Now when one needs bulk the prima lingua one must use is unquestionably Hindi. That in itself does not pose such a problem were it not for the fact that there is a political dimension to it. The case of Calcutta shows this. It becomes less about economics and more about power to shape and mould. To see two Bengalis haggling over a dinner set in Hindi is very odd indeed.
In rural Tripura, I was fortunate enough to see how people really negotiated numerous ‘spaces’ in the affairs of their lives. A Halam man might have to meet a Reang butcher and Kokburo is used, he might then need to meet a lawyer and Bangla comes out of his bag of skills as well. I do not want to glamorise, I am aware of the situation within the state especially between tribals and non-tribals. But perhaps these should not be seen merely as problems but complications – good and bad. In the case of Tripura, Bangla is on top, it is still the language of the marketplace as it is or was for much of the North East. Perhaps its ties and proximity to Bangladesh have allowed for this. The problems arise when Bangla (and the same might be said for Hindi) no longer stays only within the marketplace but follows the people home as well.
For the Khasi, this language shift (from Bangla to Hindi) is a kind of inimical reminder about what Partition did. Living at the edge of the Shillong “plateau”, right next to the economically significant settlement of Shilot (Sylhet), the Wars (a Khasic group) in particular were quick to take advantage of their strategic positions and traded in areca, oranges, other produce with the plains of Bangladesh. Later on they added iron works and limestone to their list. The latter because of factories setup by the Colonials eventually made its way as cement to various parts of Bengal. Calcutta, capital of Imperial India, would not have materialised if it were not for calcium carbonate sourced from tribal lands.
Post Partition because of border demarcations, the Wars and many Khasi states like Rambrai, Nongstoin lost many haats to East Pakistan and hence revenue. This was perhaps the most compelling reason why Wickcliffe Sing Syiem did not want his uncle to sign the Instrument of Accession on behalf of Nongstoin state. It was a business decision in its own way.
I think one must be careful in assuming total loss of agency for the Khasis though. Many elites of Khasi society still continue the limestone trade with Bangladesh but the haat as a community space has receded. The market (for limestone mostly) is obviously there but the participation is no longer as it once was. It is tighter now and closed off to all but the wealthy. It is no longer about small traders but big merchants. As far as I have seen, one need not even use Bangla in the transactions. A phone call in Hindi to the operators on the other side of the border is readily understood and deals can be closed smoothly. In this way, India oozes over international borders.
Today most, if not all, of Meghalaya’s goods and services come through Assam and yet we don’t need Assamese most of the time. It is a peculiar situation and betrays a power relationship that exists and which is lop-sided.

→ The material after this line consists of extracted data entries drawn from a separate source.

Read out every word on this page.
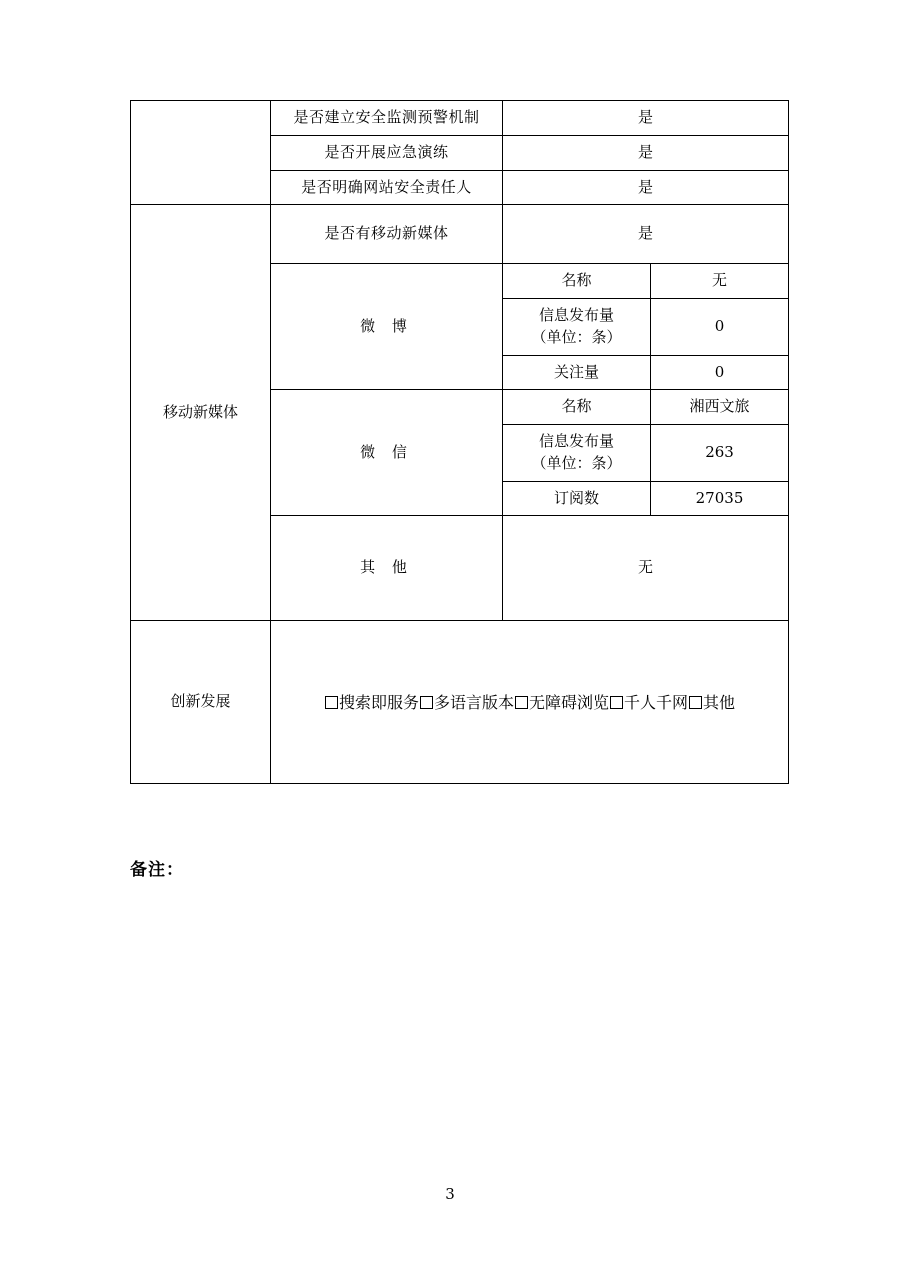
	是否建立安全监测预警机制	是	
	是否开展应急演练	是	
	是否明确网站安全责任人	是	
移动新媒体	是否有移动新媒体	是	
	微 博	名称	无

		信息发布量
（单位：条）	0
		关注量	0
	微 信	名称	湘西文旅

		信息发布量
（单位：条）	263
		订阅数	27035
	其 他	无	
创新发展	搜索即服务 多语言版本 无障碍浏览 千人千网 其他		
备注：
3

The Khasis and others are no longer “price makers” but “price takers” (please forgive the cliché). There is an onslaught of imports from other parts of India. They no longer produce but should simply consume. No movement for “indigenous” products can succeed if it refuses to tussle with this reality: the reality of marketplace hierarchies. No ‘slow food’ slogan can undermine entrenched market politics.
I don’t know what changes first: taste or language. Probably both are altered at around the same time. The illusion of choice is one way of selling new products to the middle class. The choice though is about brands not the products themselves. It becomes a situation of “butter masala A” or “butter masala B”. Taste shifts slowly but surely from forest yam to home-grown potato and finally to Reliance, Walmart or Patanjali mash. The latter is perhaps the perfect example of how to blend politics of language and taste. Buy any product from its range and you have no doubts about it being for the Hindi reader/speaker. A company selling cow piss for consumption leaves little doubt about who it caters to. Guess if Amway can do it for the Christian market, so can they for the Hindu.